Onze tweede dag in Bandung, maandag 9 september, willen we de stad zelf verkennen. Eerst rijden we naar het huis van Tata, het broertje van Tom’s oma. Het is lastig te vinden, maar na anderhalf uur en veel vragen hebben we het gevonden. We kloppen aan en een man komt naar buiten. We leggen uit dat we uit Nederland komen, onze familie uit Bandung komt en een familielid hier altijd heeft gewoond. De man zegt Tata te hebben gekend, maar dat hij al een paar jaar is overleden. We vragen of hij weet waar zijn kinderen wonen, hij noemt enkele namen, maar we hebben helaas geen tijd om daar onderzoek naar te doen. Jammer! Tom was zes jaar geleden nog bij Tata geweest, maar heeft toen helaas te weinig vragen gesteld.
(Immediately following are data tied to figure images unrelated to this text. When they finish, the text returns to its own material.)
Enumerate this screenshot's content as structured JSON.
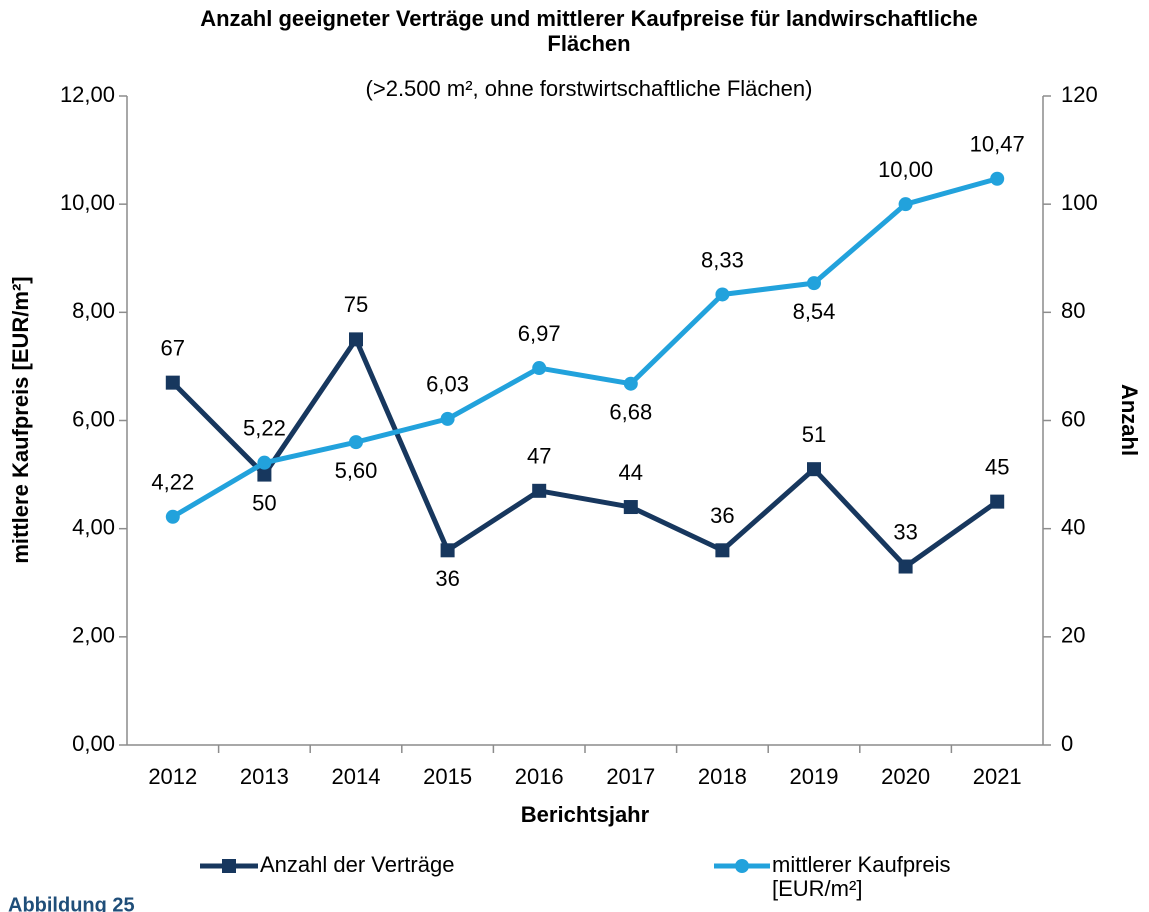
{
  "chart_data": {
    "type": "line",
    "title": "Anzahl geeigneter Verträge und mittlerer Kaufpreise für landwirschaftliche Flächen",
    "subtitle": "(>2.500 m², ohne forstwirtschaftliche Flächen)",
    "x_label": "Berichtsjahr",
    "y_label": "mittlere Kaufpreis [EUR/m²]",
    "y2_label": "Anzahl",
    "caption": "Abbildung 25",
    "categories": [
      "2012",
      "2013",
      "2014",
      "2015",
      "2016",
      "2017",
      "2018",
      "2019",
      "2020",
      "2021"
    ],
    "ylim": [
      0,
      12
    ],
    "yticks": [
      {
        "value": 0,
        "label": "0,00"
      },
      {
        "value": 2,
        "label": "2,00"
      },
      {
        "value": 4,
        "label": "4,00"
      },
      {
        "value": 6,
        "label": "6,00"
      },
      {
        "value": 8,
        "label": "8,00"
      },
      {
        "value": 10,
        "label": "10,00"
      },
      {
        "value": 12,
        "label": "12,00"
      }
    ],
    "y2lim": [
      0,
      120
    ],
    "y2ticks": [
      0,
      20,
      40,
      60,
      80,
      100,
      120
    ],
    "legend": "bottom",
    "series": [
      {
        "name": "Anzahl der Verträge",
        "color": "#17375e",
        "axis": "y2",
        "marker": "square",
        "values": [
          67,
          50,
          75,
          36,
          47,
          44,
          36,
          51,
          33,
          45
        ]
      },
      {
        "name": "mittlerer Kaufpreis [EUR/m²]",
        "color": "#22a2dc",
        "axis": "y",
        "marker": "circle",
        "values": [
          4.22,
          5.22,
          5.6,
          6.03,
          6.97,
          6.68,
          8.33,
          8.54,
          10.0,
          10.47
        ],
        "value_labels": [
          "4,22",
          "5,22",
          "5,60",
          "6,03",
          "6,97",
          "6,68",
          "8,33",
          "8,54",
          "10,00",
          "10,47"
        ]
      }
    ]
  }
}
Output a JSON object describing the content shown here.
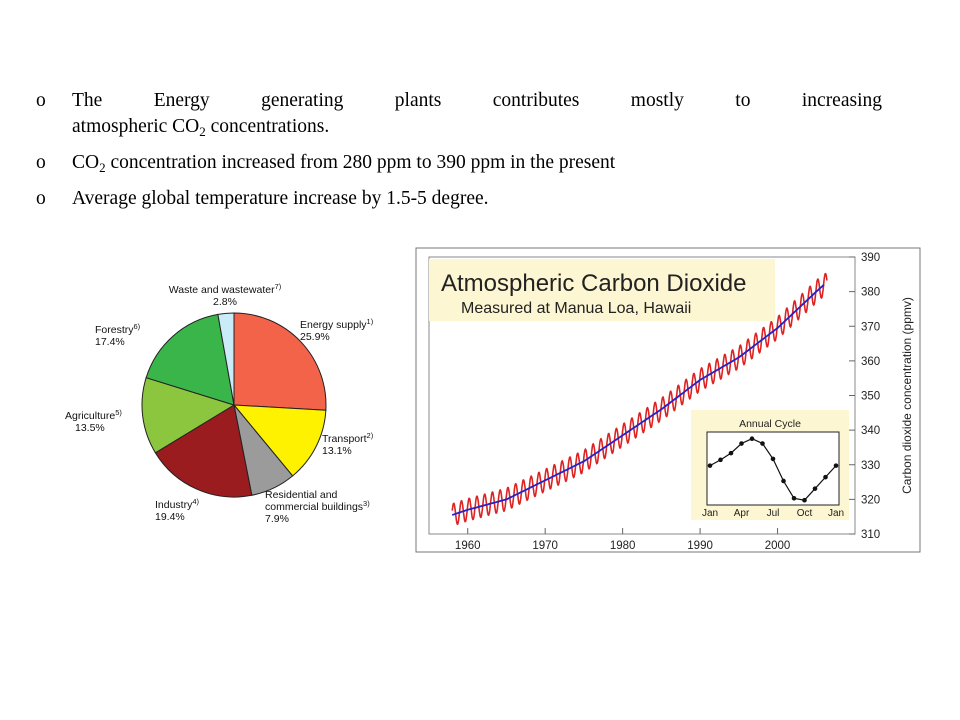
{
  "bullets": [
    {
      "marker": "o",
      "line1": "The Energy generating plants contributes mostly to increasing",
      "line2_pre": "atmospheric CO",
      "line2_sub": "2",
      "line2_post": " concentrations."
    },
    {
      "marker": "o",
      "pre": "CO",
      "sub": "2",
      "post": " concentration increased from 280 ppm to 390 ppm in the present"
    },
    {
      "marker": "o",
      "text": "Average global temperature increase by 1.5-5 degree."
    }
  ],
  "chart_data": [
    {
      "type": "pie",
      "title": "",
      "slices": [
        {
          "label": "Energy supply",
          "sup": "1)",
          "value": 25.9,
          "display": "25.9%",
          "color": "#f26349"
        },
        {
          "label": "Transport",
          "sup": "2)",
          "value": 13.1,
          "display": "13.1%",
          "color": "#fef200"
        },
        {
          "label": "Residential and commercial buildings",
          "label_lines": [
            "Residential and",
            "commercial buildings"
          ],
          "sup": "3)",
          "value": 7.9,
          "display": "7.9%",
          "color": "#9b9b9b"
        },
        {
          "label": "Industry",
          "sup": "4)",
          "value": 19.4,
          "display": "19.4%",
          "color": "#9b1c1f"
        },
        {
          "label": "Agriculture",
          "sup": "5)",
          "value": 13.5,
          "display": "13.5%",
          "color": "#8cc63e"
        },
        {
          "label": "Forestry",
          "sup": "6)",
          "value": 17.4,
          "display": "17.4%",
          "color": "#39b54a"
        },
        {
          "label": "Waste and wastewater",
          "sup": "7)",
          "value": 2.8,
          "display": "2.8%",
          "color": "#c9ecf8"
        }
      ]
    },
    {
      "type": "line",
      "title": "Atmospheric Carbon Dioxide",
      "subtitle": "Measured at Manua Loa, Hawaii",
      "xlabel": "",
      "ylabel": "Carbon dioxide concentration (ppmv)",
      "xlim": [
        1955,
        2010
      ],
      "ylim": [
        310,
        390
      ],
      "xticks": [
        1960,
        1970,
        1980,
        1990,
        2000
      ],
      "yticks": [
        310,
        320,
        330,
        340,
        350,
        360,
        370,
        380,
        390
      ],
      "series": [
        {
          "role": "monthly",
          "color": "#dd2222",
          "seasonal_amplitude": 3.2,
          "x": [
            1958,
            1960,
            1965,
            1970,
            1975,
            1980,
            1985,
            1990,
            1995,
            2000,
            2005,
            2006
          ],
          "y": [
            315.5,
            317,
            320,
            325.5,
            331,
            338.5,
            346,
            354.5,
            361,
            369.5,
            380,
            382
          ]
        },
        {
          "role": "annual mean",
          "color": "#2222cc",
          "x": [
            1958,
            1960,
            1965,
            1970,
            1975,
            1980,
            1985,
            1990,
            1995,
            2000,
            2005,
            2006
          ],
          "y": [
            315.5,
            317,
            320,
            325.5,
            331,
            338.5,
            346,
            354.5,
            361,
            369.5,
            380,
            382
          ]
        }
      ],
      "inset": {
        "type": "line",
        "title": "Annual Cycle",
        "xticks": [
          "Jan",
          "Apr",
          "Jul",
          "Oct",
          "Jan"
        ],
        "x": [
          1,
          2,
          3,
          4,
          5,
          6,
          7,
          8,
          9,
          10,
          11,
          12,
          13
        ],
        "y": [
          0.3,
          0.9,
          1.6,
          2.6,
          3.1,
          2.6,
          1.0,
          -1.3,
          -3.1,
          -3.3,
          -2.1,
          -0.9,
          0.3
        ]
      }
    }
  ]
}
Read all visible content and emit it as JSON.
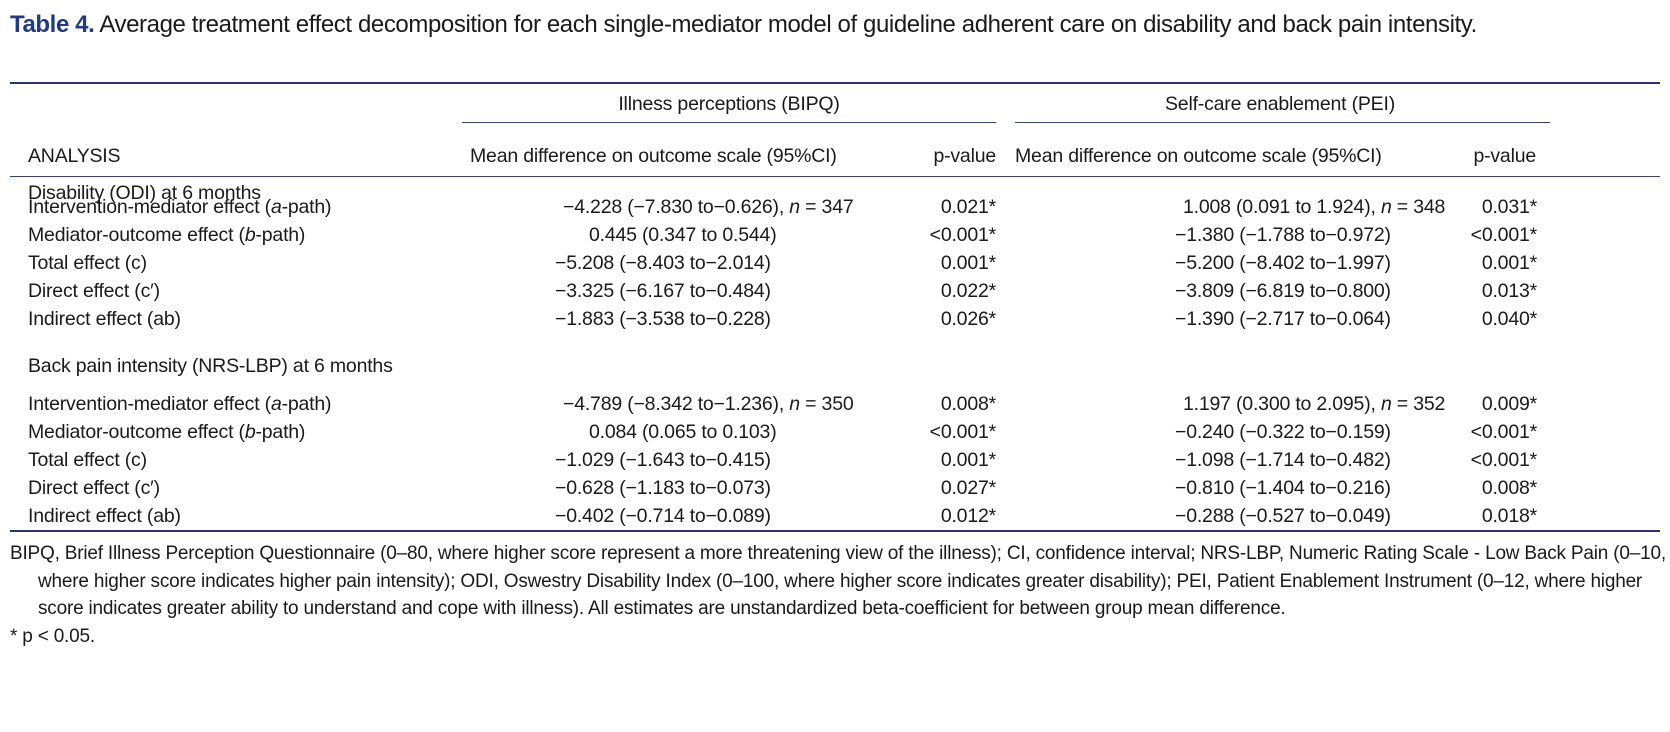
{
  "title": {
    "label": "Table 4.",
    "text": " Average treatment effect decomposition for each single-mediator model of guideline adherent care on disability and back pain intensity."
  },
  "header": {
    "group1": "Illness perceptions (BIPQ)",
    "group2": "Self-care enablement (PEI)",
    "col_analysis": "ANALYSIS",
    "col_mean1": "Mean difference on outcome scale (95%CI)",
    "col_p1": "p-value",
    "col_mean2": "Mean difference on outcome scale (95%CI)",
    "col_p2": "p-value"
  },
  "sections": [
    {
      "label": "Disability (ODI) at 6 months",
      "rows": [
        {
          "pre": "Intervention-mediator effect (",
          "em": "a",
          "post": "-path)",
          "v1": "−4.228 (−7.830 to−0.626), ",
          "n1": "n",
          "n1v": " = 347",
          "p1": "0.021*",
          "v2": "1.008 (0.091 to 1.924), ",
          "n2": "n",
          "n2v": " = 348",
          "p2": "0.031*"
        },
        {
          "pre": "Mediator-outcome effect (",
          "em": "b",
          "post": "-path)",
          "v1": "0.445 (0.347 to 0.544)",
          "p1": "<0.001*",
          "v2": "−1.380 (−1.788 to−0.972)",
          "p2": "<0.001*"
        },
        {
          "pre": "Total effect (c)",
          "v1": "−5.208 (−8.403 to−2.014)",
          "p1": "0.001*",
          "v2": "−5.200 (−8.402 to−1.997)",
          "p2": "0.001*"
        },
        {
          "pre": "Direct effect (c′)",
          "v1": "−3.325 (−6.167 to−0.484)",
          "p1": "0.022*",
          "v2": "−3.809 (−6.819 to−0.800)",
          "p2": "0.013*"
        },
        {
          "pre": "Indirect effect (ab)",
          "v1": "−1.883 (−3.538 to−0.228)",
          "p1": "0.026*",
          "v2": "−1.390 (−2.717 to−0.064)",
          "p2": "0.040*"
        }
      ]
    },
    {
      "label": "Back pain intensity (NRS-LBP) at 6 months",
      "rows": [
        {
          "pre": "Intervention-mediator effect (",
          "em": "a",
          "post": "-path)",
          "v1": "−4.789 (−8.342 to−1.236), ",
          "n1": "n",
          "n1v": " = 350",
          "p1": "0.008*",
          "v2": "1.197 (0.300 to 2.095), ",
          "n2": "n",
          "n2v": " = 352",
          "p2": "0.009*"
        },
        {
          "pre": "Mediator-outcome effect (",
          "em": "b",
          "post": "-path)",
          "v1": "0.084 (0.065 to 0.103)",
          "p1": "<0.001*",
          "v2": "−0.240 (−0.322 to−0.159)",
          "p2": "<0.001*"
        },
        {
          "pre": "Total effect (c)",
          "v1": "−1.029 (−1.643 to−0.415)",
          "p1": "0.001*",
          "v2": "−1.098 (−1.714 to−0.482)",
          "p2": "<0.001*"
        },
        {
          "pre": "Direct effect (c′)",
          "v1": "−0.628 (−1.183 to−0.073)",
          "p1": "0.027*",
          "v2": "−0.810 (−1.404 to−0.216)",
          "p2": "0.008*"
        },
        {
          "pre": "Indirect effect (ab)",
          "v1": "−0.402 (−0.714 to−0.089)",
          "p1": "0.012*",
          "v2": "−0.288 (−0.527 to−0.049)",
          "p2": "0.018*"
        }
      ]
    }
  ],
  "footnotes": {
    "abbreviations": "BIPQ, Brief Illness Perception Questionnaire (0–80, where higher score represent a more threatening view of the illness); CI, confidence interval; NRS-LBP, Numeric Rating Scale - Low Back Pain (0–10, where higher score indicates higher pain intensity); ODI, Oswestry Disability Index (0–100, where higher score indicates greater disability); PEI, Patient Enablement Instrument (0–12, where higher score indicates greater ability to understand and cope with illness). All estimates are unstandardized beta-coefficient for between group mean difference.",
    "significance": "* p < 0.05."
  },
  "colors": {
    "title_label": "#1f3a8a",
    "rules": "#2a3570"
  }
}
Het huis is nog in precies dezelfde staat. We verlaten Complex Banyubiru en rijden naar Jalan Nangka waar we nog een keer aankloppen. Nu doet een vrouw open en we leggen ons verhaal uit. Ze haalt haar moeder erbij die ons vriendelijk onthaalt. We moeten gaan zitten en krijgen te drinken. Ze vertelt dat het hele huis nog in originele staat is, dus zoals Tom’s opa en oma het hebben achtergelaten. De vrouw is 79 jaar oud en spreekt nog een paar woordjes Nederlands. Ze is echt heel lief voor ons en geeft ons heel veel bruikbare informatie. We worden rondgeleid door het huis en ze verteld wat de kamers van Tom’s opa en oma was en van zijn ooms en tante. Het is echt een bijzonder moment om in dit huis te staan en de gastvrijheid van de vrouw is buitengewoon. Haar kinderen en kleinkinderen komen erbij en ze zegt dat we een keer terug moeten komen, de hele familie is welkom. We merken aan haar dat zij het ook bijzonder vindt dat wij dit huis bezoeken.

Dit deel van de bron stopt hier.